Surveillance used to mean gathering data — essentially, watching and listening. Hidden cameras and bugs were the technologies of choice.

That age is passing. No one is "watched" in the National Security Agency's massive program to capture metadata. No agents are listening when they merely go through metadata, though agents are undoubtedly listening to some conversations pursuant to other programs.

The NSA program isn't really about gathering data. It's about mining data. All the data are there already, digitally stored and collected by telecom giants, just waiting. The NSA applies search algorithms to these trillions of information bits, compiling, sorting, looking for patterns.

In the world of data gathering, the key concept for setting limits on government surveillance is privacy. But in the world of data mining, the key is anonymity.

Anonymity is very different from privacy. Walking the streets, you're not in private, but you may be anonymous if no one recognizes you. If you go into a store and pay cash for a book, what you're doing isn't private, but, again, you may be anonymous, and that anonymity might be very important to you. When people post material on a freely accessible website, their postings are public, not private — but they may well be anonymous. In such contexts, the question is not whether privacy should be honored but whether anonymity should be protected.

Anonymity can in some circumstances be a great freedom, worthy of protection. In others, it can encourage vicious behavior and enable crime. Solving the riddle of anonymity is the central question of the brave new digital world, even if our courts haven't quite yet caught on.

When the government engages in data mining, anonymity deserves protection. Consider telephone metadata — the dates, times and numbers of phone calls. Is that information "private"? Thirty-five years ago, in Smith vs. Maryland, the Supreme Court said no. All that information is already turned over to and collected by phone companies. Hence the government can capture metadata without any constitutional restrictions — with no warrant, no probable cause, not even reasonable suspicion.

Smith makes intuitive sense to many people. Your metadata is not nearly as personal as your communication content — what you say on the phone or what is said to you. Moreover, even the most personal information is no longer private if exposed enough to others. If you take your laundry to the dry cleaners, you can't complain when they report what they see to the government (which is what phone companies are doing when they turn over your metadata to the NSA). Under Smith, William H. Pauley III, the federal judge who in December found that the NSA metadata program did not violate privacy rights, was absolutely right.

But Richard J. Leon, the federal judge who ruled against the NSA program last month, was also right. Leon saw that there was something wrong in the NSA program apart from whether metadata is private.

Given the way cellphones are used today, Leon concluded, metadata can be mined to produce a live-streaming digital portrait of an individual's entire life. "Records that once would have revealed a few scattered tiles of information about a person," he wrote, "now reveal an entire mosaic — a vibrant and constantly updating picture of the person's life." For example, well-mined metadata could reveal a "wealth of detail" about a person's "familial, political, professional, religious and sexual associations."
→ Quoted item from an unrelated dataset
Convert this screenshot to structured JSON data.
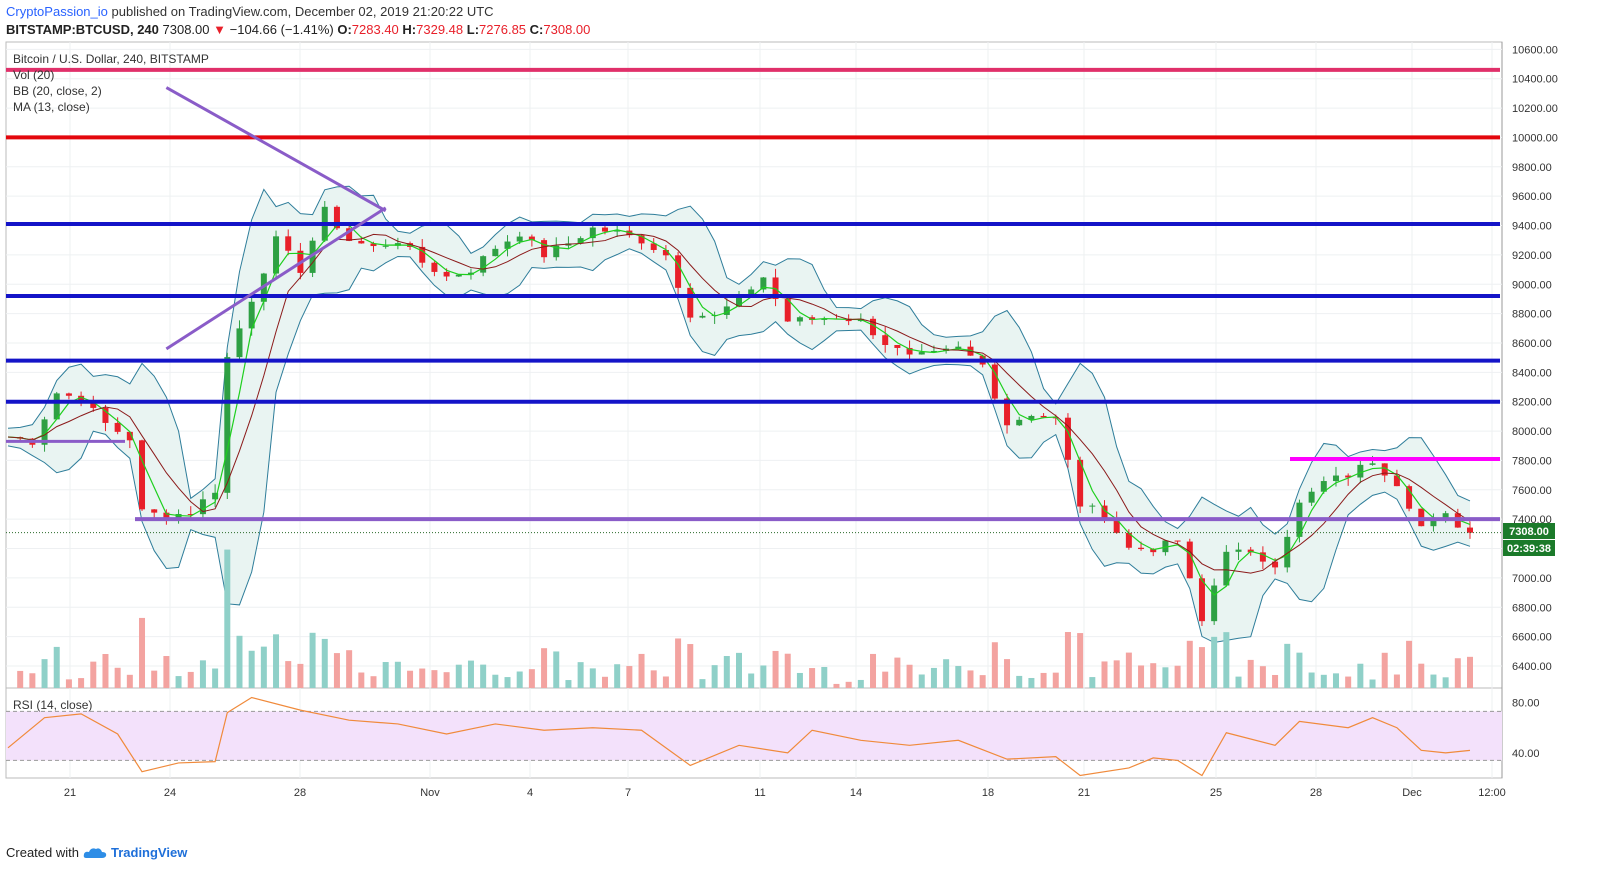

This is an anonymity problem: The NSA cannot create a dossier on you from your metadata unless it knows that you made the calls the agency is looking at. The privacy question is all about data gathering: Should the NSA have access to nationwide metadata? The right answer to that question is yes. But identities should be hidden.

Suppose the NSA had access to all the metadata of every call a certain person made over the past five years — but didn't know who that person was. Instead, the NSA knew only that individual "H4QQ9F" made the calls in question. In that world, there's no Orwellian surveillance.

But suppose that individual H4QQ9F made a call to a known Al-Qaida safe house in Yemen. Then the NSA should be permitted to pierce the veil of anonymity and find out who H4QQ9F is.

Privacy was key when the question was whether, or how much of, our private lives could be monitored or recorded. That train has left the station. Today, most of us allow a great deal of our lives to be monitored and recorded — whenever we use a search engine, for example, or buy something online. Even the content of our private communications, such as e-mails and chats, is now routinely exposed to and stored by people at Facebook or Google. The key question isn't how to keep information about us from getting out into the world; it's how that information can be used.

The word "privacy" doesn't appear in the Constitution. Privacy jurisprudence was a creation of the 20th century.

Today, we need a new jurisprudence of anonymity. We need laws and technologies that can break through anonymity when people commit crimes or torts online. But we also need laws and technologies that will protect anonymity when government engages in 21st-century data mining.

Jed Rubenfeld is a professor of constitutional law at Yale Law School and co-author of the forthcoming book "The Triple Package." He wrote this article for the Washington Post.